4. Treatment, care and follow-up of children with coarctation of the aorta after birth

4.1 Postpartum coarctal stenosis detected in the fetal stage When fetal echocardiography suspects or detects that the child has severe coarctation of the aorta or is accompanied by hypoplasia of the aortic arch, the child should be treated and cared for. Early care and monitoring:
Actively organize and plan the birth and care and monitor the baby after birth at the pediatric cardiology department. Immediately after birth, infusion of Prostaglandin (PG) to the infant to maintain patency of the ductus arteriosus. Echocardiography for babies early, if it is determined that the child has coarctation of the aorta after birth, it is necessary to continue maintaining PG infusion until the child is operated on. In the case of unidentified children with coarctation of the aorta with a lower probability of suspicion, there is no need for immediate PG infusion after birth. Re-ultrasound and check that there is no coarctation of the aorta can allow the ductus to close naturally, and conduct echocardiography every day or every other day. Note, until the ductus arteriosus is completely closed, it is necessary to regularly monitor the blood pressure of the extremities and the inguinal pulse. In case the child does not have coarctation of the aorta after birth, it is necessary to be re-examined when the child is 4-6 weeks old and 6 months old to prevent late onset of coarctation. 4.2 Postpartum coarctal stenosis in infants In infants and young children, postpartum coarctation is diagnosed based on clinical manifestations such as:
Upper extremity hypertension Loss of inguinal and femoral pulse Yin blow Heart failure When postpartum coarctation of the aorta causes collapse of the blood vessels in infants and young children, the child needs to be promptly hospitalized for surgery. Before surgery, it is necessary to carry out adequate resuscitation of the child with the following techniques:
Intubation, mechanical ventilation Use vasopressors Correction of severe acidosis Infusion of PG to open the ductus arteriosus 4.3 Posterior coarctation of the aorta birth in older children and adults The case of coarctation of the aorta after birth appearing late in older children, even adults, can be discovered incidentally with more dangerous manifestations.

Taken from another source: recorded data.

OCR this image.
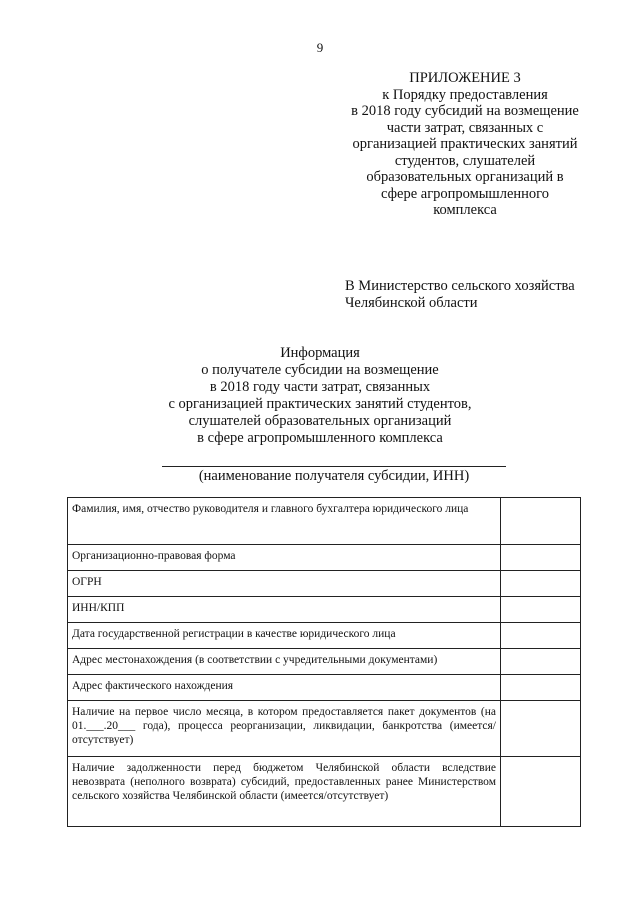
9
ПРИЛОЖЕНИЕ 3
к Порядку предоставления
в 2018 году субсидий на возмещение
части затрат, связанных с
организацией практических занятий
студентов, слушателей
образовательных организаций в
сфере агропромышленного
комплекса
В Министерство сельского хозяйства
Челябинской области
Информация
о получателе субсидии на возмещение
в 2018 году части затрат, связанных
с организацией практических занятий студентов,
слушателей образовательных организаций
в сфере агропромышленного комплекса
(наименование получателя субсидии, ИНН)
Фамилия, имя, отчество руководителя и главного бухгалтера юридического лица	
Организационно-правовая форма	
ОГРН	
ИНН/КПП	
Дата государственной регистрации в качестве юридического лица	
Адрес местонахождения (в соответствии с учредительными документами)	
Адрес фактического нахождения	
Наличие на первое число месяца, в котором предоставляется пакет документов (на 01.___.20___ года), процесса реорганизации, ликвидации, банкротства (имеется/отсутствует)	
Наличие задолженности перед бюджетом Челябинской области вследствие невозврата (неполного возврата) субсидий, предоставленных ранее Министерством сельского хозяйства Челябинской области (имеется/отсутствует)	
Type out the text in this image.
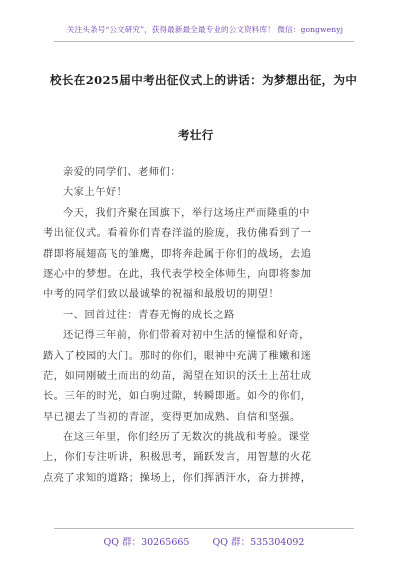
关注头条号“公文研究”，获得最新最全最专业的公文资料库！ 微信：gongwenyj
校长在2025届中考出征仪式上的讲话：为梦想出征，为中
考壮行
亲爱的同学们、老师们：
大家上午好！
今天，我们齐聚在国旗下，举行这场庄严而隆重的中
考出征仪式。看着你们青春洋溢的脸庞，我仿佛看到了一
群即将展翅高飞的雏鹰，即将奔赴属于你们的战场，去追
逐心中的梦想。在此，我代表学校全体师生，向即将参加
中考的同学们致以最诚挚的祝福和最殷切的期望！
一、回首过往：青春无悔的成长之路
还记得三年前，你们带着对初中生活的憧憬和好奇，
踏入了校园的大门。那时的你们，眼神中充满了稚嫩和迷
茫，如同刚破土而出的幼苗，渴望在知识的沃土上茁壮成
长。三年的时光，如白驹过隙，转瞬即逝。如今的你们，
早已褪去了当初的青涩，变得更加成熟、自信和坚强。
在这三年里，你们经历了无数次的挑战和考验。课堂
上，你们专注听讲，积极思考，踊跃发言，用智慧的火花
点亮了求知的道路；操场上，你们挥洒汗水，奋力拼搏，
QQ 群：30265665 QQ 群：535304092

For older children and adults, Doppler echocardiography can be difficult, instead, electrocardiogram and chest X-ray are suitable methods for diagnosis and follow-up with the following characteristics:
Electrocardiogram Cardiogram: Increased left ventricular load. X-ray: ventricular hypertrophy and dilatation of the lower left ventricle, 3-arc sign of the aortic balloon. Fetal echocardiography plays an important role in predicting postpartum coarctation of the aorta. Therefore, pregnant women must have fetal echocardiography from 18 weeks to increase the rate of early detection of congenital heart defects in the fetus.
Fetal echocardiography is a routine test for doctors to assess fetal heart status, heart rate and detect fetal heart abnormalities, such as diagnosing coarctation of the aorta. However, this diagnostic technique requires the operator to have good expertise, in-depth experience and well-trained, because there are many cases of heart defects that have been missed, losing opportunities. Therefore, pregnant women should choose reputable antenatal clinics with standard and modern ultrasound systems to have clear and true images.
Fetal echocardiography is a routine test performed at Vinmec International General Hospital. Accordingly, at Vinmec, many cases of pregnant women with fetuses with very severe heart defects have been diagnosed and detected, and at the same time, surgical intervention has been performed to treat them early from the day they are born, providing a high prognosis for survival. for many babies, bringing joy and happiness to many families.
Therefore, to ensure the health of both mother and fetus, right from the start of pregnancy, mothers can refer to the maternity package package at Vinmec International General Hospital. There is a team of specialized medical doctors who are well-trained, specialized in imaging diagnostics, capable of detecting birth defects of the fetus very early. Depending on the stage of pregnancy, pregnant women will be consulted by the doctor for appropriate fetal ultrasound to check the development status of the baby.